本さえあれば、穏やかな日日。ほっこりコラム連載中です。本好きのほんわかブログ・「本さえあれば、日日平安」
本好きの、本好きによる、本好きのための“ほんわか”。一日を穏やかに過ごす長迫氏のおすすめ本はこれ!
2010/05/08 更新
本さえあれば、日日平安
長迫正敏がおすすめする本です。
文庫
スコーレNO.4
著者:宮下奈都
出版社:光文社
ゾクゾクして鳥肌が立つ。そんな一節に出会う。この本を選んで良かったと思う瞬間だ。
『並べ方は靴のほうから知らせてくれた。』
主人公・津川麻子が商社に就職し、最初に派遣された靴屋での出来事。スタッフの意図がディスプレイに反映されていないと思い、意を決して店長に向かって口を開く。
「並べ方を変えてみてはどうかと思うんです。」
麻子の実家は古道具屋、「決して広くはないスペースにたくさんの品物が並んでいるのに、そのどれもが居場所を持っている。ひとつとして間違った場所に置かれていないのがわかる」。
彼女は幼い頃から店や倉庫に入り浸り、たくさんの時間を過ごし、“いいもの”を見詰めてきた。だから、現状に違和感を持ちつつやり過ごす・・・、ことは出来なかったのだ。
「ディスプレイのことばかり考えた。結論はひとつだった。怖がらないこと。それは、マルツ商会の店内を頭の中で何度も何度も歩きまわって得た感触だった。父は怖がっていない。店に好きなものだけを並べることも、それを突き詰めていくことも。怖がっていたら、あの店はできない。そう思い至ったときに、靴のディスプレイが浮かんだ。」
麻子は自分を信じ、並びを変えていく。「そこしかない、という置き場所がどんどん見えてくる。」、完成したディスプレイに、働き出して初めての達成感を得る。
出勤してきた同僚たちは目を輝かせ、店長は大きくうなずく。
もちろん、強く惹かれるところは人によって様々だと思う。「そこじゃ無いだろう。」と言われるかも知れない。でも私は、このシーンが一番のお気に入りだ。
解説の北上次郎氏は言う。「一人の女性の成長を丁寧に、静かに、力強く描く小説である。同時に、家族小説であり、姉妹小説であり、青春小説であり、職場小説であり、恋愛小説である。」、そして「的確な描写と美しい文章でたっぷりと読ませる」小説であると。

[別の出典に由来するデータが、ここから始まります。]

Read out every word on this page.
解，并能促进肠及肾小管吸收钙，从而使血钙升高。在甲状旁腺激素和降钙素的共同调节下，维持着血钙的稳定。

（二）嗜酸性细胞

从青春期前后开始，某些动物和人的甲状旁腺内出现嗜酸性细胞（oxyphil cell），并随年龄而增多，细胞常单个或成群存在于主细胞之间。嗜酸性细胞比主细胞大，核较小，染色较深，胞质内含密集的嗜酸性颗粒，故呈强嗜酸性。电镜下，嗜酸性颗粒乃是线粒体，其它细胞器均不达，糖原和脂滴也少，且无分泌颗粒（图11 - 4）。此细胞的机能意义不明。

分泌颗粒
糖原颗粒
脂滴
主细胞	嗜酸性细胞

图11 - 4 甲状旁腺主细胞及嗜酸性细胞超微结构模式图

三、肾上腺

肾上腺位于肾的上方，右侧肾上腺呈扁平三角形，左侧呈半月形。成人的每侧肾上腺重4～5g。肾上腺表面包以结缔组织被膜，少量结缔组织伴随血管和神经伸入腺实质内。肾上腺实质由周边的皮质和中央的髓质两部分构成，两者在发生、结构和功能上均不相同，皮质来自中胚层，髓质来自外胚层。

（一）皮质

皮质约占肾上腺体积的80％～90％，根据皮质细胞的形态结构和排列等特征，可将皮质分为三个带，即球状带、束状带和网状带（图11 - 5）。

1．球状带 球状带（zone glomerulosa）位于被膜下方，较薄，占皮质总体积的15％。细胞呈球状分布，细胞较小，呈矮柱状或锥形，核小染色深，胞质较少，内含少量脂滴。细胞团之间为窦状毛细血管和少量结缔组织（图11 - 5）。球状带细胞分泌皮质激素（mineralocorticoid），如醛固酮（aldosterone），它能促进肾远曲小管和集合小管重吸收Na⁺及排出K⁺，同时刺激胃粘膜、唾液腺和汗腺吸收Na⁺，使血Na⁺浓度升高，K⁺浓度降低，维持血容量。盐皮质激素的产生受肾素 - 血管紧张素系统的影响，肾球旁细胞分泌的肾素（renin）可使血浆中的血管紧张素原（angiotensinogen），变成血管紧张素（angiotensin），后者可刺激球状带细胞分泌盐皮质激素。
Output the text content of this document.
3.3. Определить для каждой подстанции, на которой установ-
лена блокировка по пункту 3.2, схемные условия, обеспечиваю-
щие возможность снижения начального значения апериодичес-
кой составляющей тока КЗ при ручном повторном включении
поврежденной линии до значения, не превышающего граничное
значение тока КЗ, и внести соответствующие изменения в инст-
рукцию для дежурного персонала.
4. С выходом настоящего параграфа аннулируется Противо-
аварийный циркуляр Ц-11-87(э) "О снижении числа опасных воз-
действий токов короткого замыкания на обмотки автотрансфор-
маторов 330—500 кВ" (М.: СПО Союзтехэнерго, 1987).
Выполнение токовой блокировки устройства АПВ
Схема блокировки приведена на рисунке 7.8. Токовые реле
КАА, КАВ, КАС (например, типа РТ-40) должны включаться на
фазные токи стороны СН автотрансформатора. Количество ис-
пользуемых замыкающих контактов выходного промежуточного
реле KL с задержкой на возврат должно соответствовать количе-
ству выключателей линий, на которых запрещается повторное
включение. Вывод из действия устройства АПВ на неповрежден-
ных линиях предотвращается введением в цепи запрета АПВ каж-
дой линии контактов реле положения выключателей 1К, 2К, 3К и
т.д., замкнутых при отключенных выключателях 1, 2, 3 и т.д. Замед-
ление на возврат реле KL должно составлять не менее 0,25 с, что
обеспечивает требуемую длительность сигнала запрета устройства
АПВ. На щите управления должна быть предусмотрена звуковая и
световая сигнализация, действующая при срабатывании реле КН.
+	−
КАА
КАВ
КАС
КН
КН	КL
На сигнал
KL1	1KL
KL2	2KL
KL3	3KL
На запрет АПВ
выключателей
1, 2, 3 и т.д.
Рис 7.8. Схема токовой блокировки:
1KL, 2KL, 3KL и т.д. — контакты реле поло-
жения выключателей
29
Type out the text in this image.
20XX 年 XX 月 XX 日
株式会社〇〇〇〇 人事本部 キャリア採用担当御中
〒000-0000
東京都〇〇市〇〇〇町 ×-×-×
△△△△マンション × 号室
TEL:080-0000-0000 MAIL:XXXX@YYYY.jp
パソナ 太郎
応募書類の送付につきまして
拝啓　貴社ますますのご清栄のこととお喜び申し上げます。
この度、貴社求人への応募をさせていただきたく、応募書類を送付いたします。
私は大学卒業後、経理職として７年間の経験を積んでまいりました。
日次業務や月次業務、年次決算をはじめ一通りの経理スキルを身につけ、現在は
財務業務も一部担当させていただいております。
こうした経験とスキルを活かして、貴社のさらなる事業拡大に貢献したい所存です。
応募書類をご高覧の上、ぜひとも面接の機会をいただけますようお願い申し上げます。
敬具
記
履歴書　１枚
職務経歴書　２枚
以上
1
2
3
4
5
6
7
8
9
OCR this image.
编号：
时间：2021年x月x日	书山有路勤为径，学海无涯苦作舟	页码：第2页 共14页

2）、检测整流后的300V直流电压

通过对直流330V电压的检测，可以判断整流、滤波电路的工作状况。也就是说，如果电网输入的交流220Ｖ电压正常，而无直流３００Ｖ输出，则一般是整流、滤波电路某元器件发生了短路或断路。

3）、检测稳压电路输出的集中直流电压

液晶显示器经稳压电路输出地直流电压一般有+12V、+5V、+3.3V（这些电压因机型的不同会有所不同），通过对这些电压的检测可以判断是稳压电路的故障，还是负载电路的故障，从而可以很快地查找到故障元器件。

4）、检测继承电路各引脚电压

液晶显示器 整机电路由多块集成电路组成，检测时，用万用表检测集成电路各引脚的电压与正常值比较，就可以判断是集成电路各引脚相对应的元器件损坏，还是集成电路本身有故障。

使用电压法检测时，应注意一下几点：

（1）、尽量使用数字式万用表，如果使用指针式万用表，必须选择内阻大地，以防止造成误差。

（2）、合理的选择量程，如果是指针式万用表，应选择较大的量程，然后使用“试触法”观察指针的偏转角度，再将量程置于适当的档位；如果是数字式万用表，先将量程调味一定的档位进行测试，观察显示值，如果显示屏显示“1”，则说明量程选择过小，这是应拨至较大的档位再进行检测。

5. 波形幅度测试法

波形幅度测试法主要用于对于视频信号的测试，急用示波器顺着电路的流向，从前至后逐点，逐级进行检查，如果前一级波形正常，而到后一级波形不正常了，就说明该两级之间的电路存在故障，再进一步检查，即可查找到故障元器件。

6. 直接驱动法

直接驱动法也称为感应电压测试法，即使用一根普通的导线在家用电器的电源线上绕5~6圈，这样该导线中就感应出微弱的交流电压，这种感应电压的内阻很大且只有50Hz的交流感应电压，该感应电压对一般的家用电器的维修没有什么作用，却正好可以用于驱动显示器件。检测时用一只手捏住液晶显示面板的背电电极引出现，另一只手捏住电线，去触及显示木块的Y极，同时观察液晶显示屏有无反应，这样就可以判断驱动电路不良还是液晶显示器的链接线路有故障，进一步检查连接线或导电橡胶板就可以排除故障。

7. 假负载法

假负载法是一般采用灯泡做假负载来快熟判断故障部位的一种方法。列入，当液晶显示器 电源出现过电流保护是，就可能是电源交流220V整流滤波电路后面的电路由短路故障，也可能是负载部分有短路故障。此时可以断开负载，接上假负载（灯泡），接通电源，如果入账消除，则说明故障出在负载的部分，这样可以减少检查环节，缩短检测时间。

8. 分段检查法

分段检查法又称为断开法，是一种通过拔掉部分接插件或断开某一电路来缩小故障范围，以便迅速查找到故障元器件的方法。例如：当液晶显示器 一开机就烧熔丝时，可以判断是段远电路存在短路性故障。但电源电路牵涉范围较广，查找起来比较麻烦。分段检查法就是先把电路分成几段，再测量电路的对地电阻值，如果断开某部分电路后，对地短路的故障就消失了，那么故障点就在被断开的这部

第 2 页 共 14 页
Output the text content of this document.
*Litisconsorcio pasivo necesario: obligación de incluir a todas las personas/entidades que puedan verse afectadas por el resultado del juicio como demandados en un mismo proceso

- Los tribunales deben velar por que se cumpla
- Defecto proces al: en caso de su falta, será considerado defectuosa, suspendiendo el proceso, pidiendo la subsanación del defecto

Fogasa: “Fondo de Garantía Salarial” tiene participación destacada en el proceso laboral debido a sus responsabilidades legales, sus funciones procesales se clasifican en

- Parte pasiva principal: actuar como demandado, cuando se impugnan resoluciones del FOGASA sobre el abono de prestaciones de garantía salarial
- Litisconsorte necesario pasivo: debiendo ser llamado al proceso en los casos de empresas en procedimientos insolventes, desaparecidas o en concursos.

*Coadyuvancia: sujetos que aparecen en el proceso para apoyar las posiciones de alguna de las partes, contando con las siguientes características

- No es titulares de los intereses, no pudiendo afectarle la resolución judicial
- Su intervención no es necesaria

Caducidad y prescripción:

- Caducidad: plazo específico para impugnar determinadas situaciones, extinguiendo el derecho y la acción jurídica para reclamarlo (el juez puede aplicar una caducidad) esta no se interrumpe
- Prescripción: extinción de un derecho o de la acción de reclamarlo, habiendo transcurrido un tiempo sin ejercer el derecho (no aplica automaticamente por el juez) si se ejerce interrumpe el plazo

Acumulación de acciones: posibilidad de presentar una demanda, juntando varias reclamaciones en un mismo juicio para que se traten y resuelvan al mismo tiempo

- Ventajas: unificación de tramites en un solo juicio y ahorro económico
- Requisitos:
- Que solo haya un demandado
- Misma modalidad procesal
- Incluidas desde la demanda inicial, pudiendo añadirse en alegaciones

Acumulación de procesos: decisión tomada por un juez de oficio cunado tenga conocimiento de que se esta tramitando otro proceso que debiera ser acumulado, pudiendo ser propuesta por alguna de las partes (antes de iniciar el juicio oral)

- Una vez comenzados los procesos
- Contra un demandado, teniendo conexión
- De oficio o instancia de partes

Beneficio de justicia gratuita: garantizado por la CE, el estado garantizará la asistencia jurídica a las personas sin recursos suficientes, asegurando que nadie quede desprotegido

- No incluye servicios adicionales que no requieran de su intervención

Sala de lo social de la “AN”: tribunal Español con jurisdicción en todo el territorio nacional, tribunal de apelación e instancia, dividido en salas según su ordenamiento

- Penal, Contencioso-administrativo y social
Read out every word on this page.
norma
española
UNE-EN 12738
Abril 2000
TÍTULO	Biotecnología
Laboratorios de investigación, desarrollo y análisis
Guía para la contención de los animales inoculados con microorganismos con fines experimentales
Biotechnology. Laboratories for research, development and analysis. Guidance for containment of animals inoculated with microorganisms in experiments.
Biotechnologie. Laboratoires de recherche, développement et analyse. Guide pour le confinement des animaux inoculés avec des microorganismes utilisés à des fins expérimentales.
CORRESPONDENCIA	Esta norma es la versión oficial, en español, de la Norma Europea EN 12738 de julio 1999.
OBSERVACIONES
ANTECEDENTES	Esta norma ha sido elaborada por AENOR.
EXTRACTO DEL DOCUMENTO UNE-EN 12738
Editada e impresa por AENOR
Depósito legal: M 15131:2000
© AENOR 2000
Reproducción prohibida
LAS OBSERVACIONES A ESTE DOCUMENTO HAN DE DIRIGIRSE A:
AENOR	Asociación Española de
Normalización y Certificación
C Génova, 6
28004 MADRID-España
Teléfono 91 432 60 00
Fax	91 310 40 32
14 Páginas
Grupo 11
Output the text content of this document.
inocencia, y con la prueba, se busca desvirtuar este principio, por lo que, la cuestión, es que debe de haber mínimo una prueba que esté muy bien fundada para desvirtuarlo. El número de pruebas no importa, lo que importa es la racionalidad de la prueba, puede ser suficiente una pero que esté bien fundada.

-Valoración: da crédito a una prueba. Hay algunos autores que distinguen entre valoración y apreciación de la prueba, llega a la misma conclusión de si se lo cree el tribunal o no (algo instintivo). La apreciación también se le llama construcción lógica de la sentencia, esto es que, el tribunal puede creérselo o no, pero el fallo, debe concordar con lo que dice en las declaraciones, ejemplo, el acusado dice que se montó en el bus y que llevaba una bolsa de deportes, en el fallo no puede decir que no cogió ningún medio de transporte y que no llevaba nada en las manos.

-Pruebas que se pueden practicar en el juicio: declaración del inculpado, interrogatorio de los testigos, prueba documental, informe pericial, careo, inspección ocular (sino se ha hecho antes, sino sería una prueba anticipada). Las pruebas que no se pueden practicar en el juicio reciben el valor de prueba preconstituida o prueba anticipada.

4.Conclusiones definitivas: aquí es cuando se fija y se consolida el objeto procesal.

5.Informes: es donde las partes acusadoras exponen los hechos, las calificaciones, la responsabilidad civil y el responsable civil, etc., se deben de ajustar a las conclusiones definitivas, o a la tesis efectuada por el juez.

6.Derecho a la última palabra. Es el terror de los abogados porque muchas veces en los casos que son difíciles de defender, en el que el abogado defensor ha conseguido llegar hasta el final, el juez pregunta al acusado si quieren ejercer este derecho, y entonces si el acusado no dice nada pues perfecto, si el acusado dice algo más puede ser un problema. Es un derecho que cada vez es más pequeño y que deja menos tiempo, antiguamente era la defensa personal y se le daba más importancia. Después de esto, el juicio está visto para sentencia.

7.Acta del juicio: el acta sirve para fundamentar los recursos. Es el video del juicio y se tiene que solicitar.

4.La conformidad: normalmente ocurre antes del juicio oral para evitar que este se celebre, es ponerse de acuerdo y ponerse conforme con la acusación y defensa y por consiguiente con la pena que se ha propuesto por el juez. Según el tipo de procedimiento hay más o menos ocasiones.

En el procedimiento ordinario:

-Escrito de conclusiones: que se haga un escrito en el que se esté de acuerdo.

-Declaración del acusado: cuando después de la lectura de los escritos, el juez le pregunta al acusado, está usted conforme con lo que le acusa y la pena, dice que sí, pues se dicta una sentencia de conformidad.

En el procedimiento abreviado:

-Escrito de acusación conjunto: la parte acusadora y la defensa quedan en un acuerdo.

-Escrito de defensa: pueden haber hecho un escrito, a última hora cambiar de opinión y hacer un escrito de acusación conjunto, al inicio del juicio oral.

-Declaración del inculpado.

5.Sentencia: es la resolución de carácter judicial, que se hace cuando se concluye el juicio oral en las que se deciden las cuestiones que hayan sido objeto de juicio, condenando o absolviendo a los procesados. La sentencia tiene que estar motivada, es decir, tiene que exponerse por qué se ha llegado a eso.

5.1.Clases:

本当に多彩な顔を持つ、読みどころ満載の小説だと思う。男性であろうと女性であろうと、家庭や職場での立場が何であろうと、年齢も関係ない。全ての読者が、中学、高校、大学、就職を通して4つのスコーレ(学校)と出会い、少女から女性へと変わっていく麻子のどこかに自分自身の姿を見つけ、麻子とともに悩み、麻子とともに成長していくのである。
この本は今、全国の書店で話題になっている。リアル書店に勤め、日々本を手にして、本のことを考え、本を見詰めてきた多くの書店員が注目している。
店に好きなものだけを並べること、それを突き詰めていくこと。怖がっていたら、自分の店はできない。
そう思って仕事をしている書店員が自信をもって選んだのが、この一冊なのだ。